With the Celtic people, the apple represented the human soul and when the Celts withdrew apples from a cauldron full of water with the mouth, this symbolised a soul being brought through the spiritual veils back into the realm of life to be reborn.
Silk-thin silver strings woven cleverly into a lair,
An intricate entwining of divinest thread...
Like strands of magic worked upon the air,
The spider spins his enchanted web -
His home so eerily, spiralling spreads.
Author - Jonathan Platt
For many of us it doesn't need to be Halloween to make us shudder at the sight of spiders. It's not surprising that similar to today, people in the past had a fear of these eight legged wonders of nature.
In some cultures, along with bats and black cats, spiders were viewed as evil and were often thought to have been one of the animals that could be a witch's familiar. As such many superstitions have arisen about spiders. For example:
- If a person saw a spider fall into a candle flame and was consumed by the flames this was a sure sign that witches were nearby.

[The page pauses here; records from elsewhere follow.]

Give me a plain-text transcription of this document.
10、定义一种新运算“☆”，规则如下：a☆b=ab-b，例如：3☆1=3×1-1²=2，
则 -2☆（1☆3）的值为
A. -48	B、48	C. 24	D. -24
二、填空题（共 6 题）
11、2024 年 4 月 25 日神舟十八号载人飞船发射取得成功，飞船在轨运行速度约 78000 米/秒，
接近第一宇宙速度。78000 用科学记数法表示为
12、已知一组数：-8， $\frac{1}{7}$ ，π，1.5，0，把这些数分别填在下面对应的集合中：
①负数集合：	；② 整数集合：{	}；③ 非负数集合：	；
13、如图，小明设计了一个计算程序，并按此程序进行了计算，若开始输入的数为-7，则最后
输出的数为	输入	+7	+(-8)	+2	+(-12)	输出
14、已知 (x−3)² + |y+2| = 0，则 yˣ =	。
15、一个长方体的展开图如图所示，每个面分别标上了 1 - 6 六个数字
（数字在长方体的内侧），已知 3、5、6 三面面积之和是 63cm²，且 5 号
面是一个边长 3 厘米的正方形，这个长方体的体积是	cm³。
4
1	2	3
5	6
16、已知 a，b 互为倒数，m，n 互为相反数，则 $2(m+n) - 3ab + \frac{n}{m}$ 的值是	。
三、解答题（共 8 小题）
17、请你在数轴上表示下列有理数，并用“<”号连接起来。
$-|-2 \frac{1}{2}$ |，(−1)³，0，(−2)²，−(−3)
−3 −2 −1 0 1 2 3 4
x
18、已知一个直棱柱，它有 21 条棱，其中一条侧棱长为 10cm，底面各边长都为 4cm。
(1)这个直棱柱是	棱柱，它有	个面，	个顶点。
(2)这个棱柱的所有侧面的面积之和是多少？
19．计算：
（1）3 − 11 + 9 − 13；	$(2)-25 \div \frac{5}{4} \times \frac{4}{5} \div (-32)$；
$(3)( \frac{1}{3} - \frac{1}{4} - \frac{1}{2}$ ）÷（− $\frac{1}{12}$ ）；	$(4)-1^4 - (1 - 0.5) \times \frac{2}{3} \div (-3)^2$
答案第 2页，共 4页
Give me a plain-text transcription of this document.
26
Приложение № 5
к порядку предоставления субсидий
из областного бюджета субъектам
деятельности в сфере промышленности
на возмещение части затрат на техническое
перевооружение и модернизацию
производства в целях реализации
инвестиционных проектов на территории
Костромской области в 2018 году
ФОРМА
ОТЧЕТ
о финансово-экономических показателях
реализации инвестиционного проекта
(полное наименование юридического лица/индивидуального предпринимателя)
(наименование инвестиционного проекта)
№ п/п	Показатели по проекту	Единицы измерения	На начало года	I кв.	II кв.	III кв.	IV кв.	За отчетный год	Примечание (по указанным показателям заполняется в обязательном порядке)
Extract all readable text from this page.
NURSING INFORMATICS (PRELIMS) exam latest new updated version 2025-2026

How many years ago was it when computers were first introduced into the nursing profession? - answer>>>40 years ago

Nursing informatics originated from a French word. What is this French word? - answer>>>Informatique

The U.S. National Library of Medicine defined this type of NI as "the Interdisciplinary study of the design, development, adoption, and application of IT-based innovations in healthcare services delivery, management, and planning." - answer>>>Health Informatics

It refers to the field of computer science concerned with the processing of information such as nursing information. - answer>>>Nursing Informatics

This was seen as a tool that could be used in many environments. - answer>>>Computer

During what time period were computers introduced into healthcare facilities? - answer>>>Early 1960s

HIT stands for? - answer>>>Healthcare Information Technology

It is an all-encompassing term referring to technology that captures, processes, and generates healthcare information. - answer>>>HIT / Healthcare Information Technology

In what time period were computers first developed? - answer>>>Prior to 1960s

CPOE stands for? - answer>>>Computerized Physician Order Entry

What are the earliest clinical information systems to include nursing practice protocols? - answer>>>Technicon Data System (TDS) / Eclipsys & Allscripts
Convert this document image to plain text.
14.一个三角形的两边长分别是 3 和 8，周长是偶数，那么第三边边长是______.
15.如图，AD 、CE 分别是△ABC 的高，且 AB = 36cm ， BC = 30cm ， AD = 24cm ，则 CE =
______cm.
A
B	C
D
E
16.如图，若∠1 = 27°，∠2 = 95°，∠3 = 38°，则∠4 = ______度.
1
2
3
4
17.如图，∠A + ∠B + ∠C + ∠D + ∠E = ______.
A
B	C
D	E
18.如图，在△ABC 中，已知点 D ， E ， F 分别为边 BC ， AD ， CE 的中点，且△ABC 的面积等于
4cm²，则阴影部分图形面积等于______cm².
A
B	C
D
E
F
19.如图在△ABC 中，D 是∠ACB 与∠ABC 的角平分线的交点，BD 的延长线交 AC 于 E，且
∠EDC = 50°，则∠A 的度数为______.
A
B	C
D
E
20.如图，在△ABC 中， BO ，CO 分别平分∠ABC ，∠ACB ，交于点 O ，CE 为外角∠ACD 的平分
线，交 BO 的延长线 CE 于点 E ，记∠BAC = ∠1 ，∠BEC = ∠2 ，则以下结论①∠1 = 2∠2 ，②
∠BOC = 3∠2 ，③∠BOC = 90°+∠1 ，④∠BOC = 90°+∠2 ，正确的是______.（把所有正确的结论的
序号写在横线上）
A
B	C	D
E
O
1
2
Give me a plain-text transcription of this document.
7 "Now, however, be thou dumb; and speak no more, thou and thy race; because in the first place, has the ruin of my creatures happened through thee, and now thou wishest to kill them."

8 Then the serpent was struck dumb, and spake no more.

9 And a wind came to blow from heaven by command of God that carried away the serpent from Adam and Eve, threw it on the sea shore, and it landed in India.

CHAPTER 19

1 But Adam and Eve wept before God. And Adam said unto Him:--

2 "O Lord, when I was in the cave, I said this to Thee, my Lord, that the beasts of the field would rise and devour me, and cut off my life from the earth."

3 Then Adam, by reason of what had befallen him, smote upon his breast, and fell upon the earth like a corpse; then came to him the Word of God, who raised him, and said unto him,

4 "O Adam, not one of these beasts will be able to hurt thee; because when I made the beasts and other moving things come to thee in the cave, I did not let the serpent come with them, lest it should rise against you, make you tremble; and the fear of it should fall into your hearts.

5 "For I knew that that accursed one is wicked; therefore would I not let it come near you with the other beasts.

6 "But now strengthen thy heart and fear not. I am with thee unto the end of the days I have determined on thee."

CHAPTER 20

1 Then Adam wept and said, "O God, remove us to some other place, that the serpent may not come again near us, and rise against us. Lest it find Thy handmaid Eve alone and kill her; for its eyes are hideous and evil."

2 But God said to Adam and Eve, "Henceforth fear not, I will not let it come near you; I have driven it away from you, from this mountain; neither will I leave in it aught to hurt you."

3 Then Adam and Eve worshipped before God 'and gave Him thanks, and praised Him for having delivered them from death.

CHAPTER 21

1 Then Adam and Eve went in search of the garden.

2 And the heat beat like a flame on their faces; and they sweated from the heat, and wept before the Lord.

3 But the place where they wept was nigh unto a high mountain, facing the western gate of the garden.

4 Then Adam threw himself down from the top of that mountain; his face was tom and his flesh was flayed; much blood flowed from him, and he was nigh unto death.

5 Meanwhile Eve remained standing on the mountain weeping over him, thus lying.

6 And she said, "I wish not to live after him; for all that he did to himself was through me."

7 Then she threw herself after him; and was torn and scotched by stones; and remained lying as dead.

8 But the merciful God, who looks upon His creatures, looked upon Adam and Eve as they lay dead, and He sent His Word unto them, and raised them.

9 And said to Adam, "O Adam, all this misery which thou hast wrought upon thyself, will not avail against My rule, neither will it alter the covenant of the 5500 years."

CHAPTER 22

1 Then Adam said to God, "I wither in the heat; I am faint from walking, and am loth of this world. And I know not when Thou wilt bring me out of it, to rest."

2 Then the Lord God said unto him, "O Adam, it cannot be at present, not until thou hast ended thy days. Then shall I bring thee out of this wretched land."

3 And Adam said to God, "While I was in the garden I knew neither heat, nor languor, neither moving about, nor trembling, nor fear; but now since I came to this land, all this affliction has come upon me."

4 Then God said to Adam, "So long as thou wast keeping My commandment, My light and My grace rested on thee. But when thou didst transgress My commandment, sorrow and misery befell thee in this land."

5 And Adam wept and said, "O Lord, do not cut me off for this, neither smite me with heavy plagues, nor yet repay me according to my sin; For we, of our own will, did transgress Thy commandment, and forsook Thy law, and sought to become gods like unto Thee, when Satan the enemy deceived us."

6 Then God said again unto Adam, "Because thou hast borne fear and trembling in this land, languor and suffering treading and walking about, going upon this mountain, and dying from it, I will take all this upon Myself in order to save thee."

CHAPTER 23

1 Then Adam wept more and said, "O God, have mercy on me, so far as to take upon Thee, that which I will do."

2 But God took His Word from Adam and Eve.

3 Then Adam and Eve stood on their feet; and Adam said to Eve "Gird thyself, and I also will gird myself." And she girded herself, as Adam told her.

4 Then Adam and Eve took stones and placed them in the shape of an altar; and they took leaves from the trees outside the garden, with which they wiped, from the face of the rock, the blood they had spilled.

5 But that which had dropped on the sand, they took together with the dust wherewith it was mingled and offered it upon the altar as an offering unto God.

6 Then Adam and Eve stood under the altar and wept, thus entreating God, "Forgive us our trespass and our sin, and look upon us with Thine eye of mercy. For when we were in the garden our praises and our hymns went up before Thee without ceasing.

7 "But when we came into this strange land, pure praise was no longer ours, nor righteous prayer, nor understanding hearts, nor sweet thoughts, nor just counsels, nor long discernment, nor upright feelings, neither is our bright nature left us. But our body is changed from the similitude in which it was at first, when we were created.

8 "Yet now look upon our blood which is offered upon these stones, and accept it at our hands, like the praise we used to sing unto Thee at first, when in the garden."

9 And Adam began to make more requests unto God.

- It was also believed that deceased family members took the form of a spider in order to look after their living relatives.
In Rosemary Ellen Guiley's Encyclopedia of Witches, Witchcraft and Wicca she gives a number of traditions where spiders were used to bring good fortune:
- A black spider eaten between two slices of buttered bread would give the witch enhanced powers.
- Catching a spider and placing it in a silk bag that is then placed around your neck will protect you from illness.
What is your favourite costume for Halloween?
I talk with the moon, said the owl,
While she lingers over my tree,
I talk with the moon, said the owl,
And the night belongs to me.
Author - Beverly McLoughland
It shouldn't come as any surprise to find owls at Halloween. Going back in time, the owl was regarded by many cultures, especially the Celts, as a symbol not only of wisdom but of hidden esoteric knowledge and the spiritual aspects of life. This was attributed to the owl because of its ability to see in the dark when people could not - symbolic of the wise who can see clearly when others seem to be blind.
However, the owl was also viewed in some traditions as dark even evil - possibly due to its association with the night and all the fear and superstition that this brings. The dark and night time are associated with death and negative energies and so the owl was often viewed as a messenger of dread. Yet in other civilisations such as the Celtic, Egyptian and Hindu cultures the owl is viewed as the protector of the dead and the underworld, rather than an evil or sinister presence.
In Celtic mythology the owl is nearly always represented as a female. In the Scottish Gaelic language, the barn owl is called cauilleach-oidhche when translated means 'crone of the night'. The owl was certainly sacred to the crone aspect of the Celtic triple goddess - the crone is of course symbolic of the end of life but also wisdom.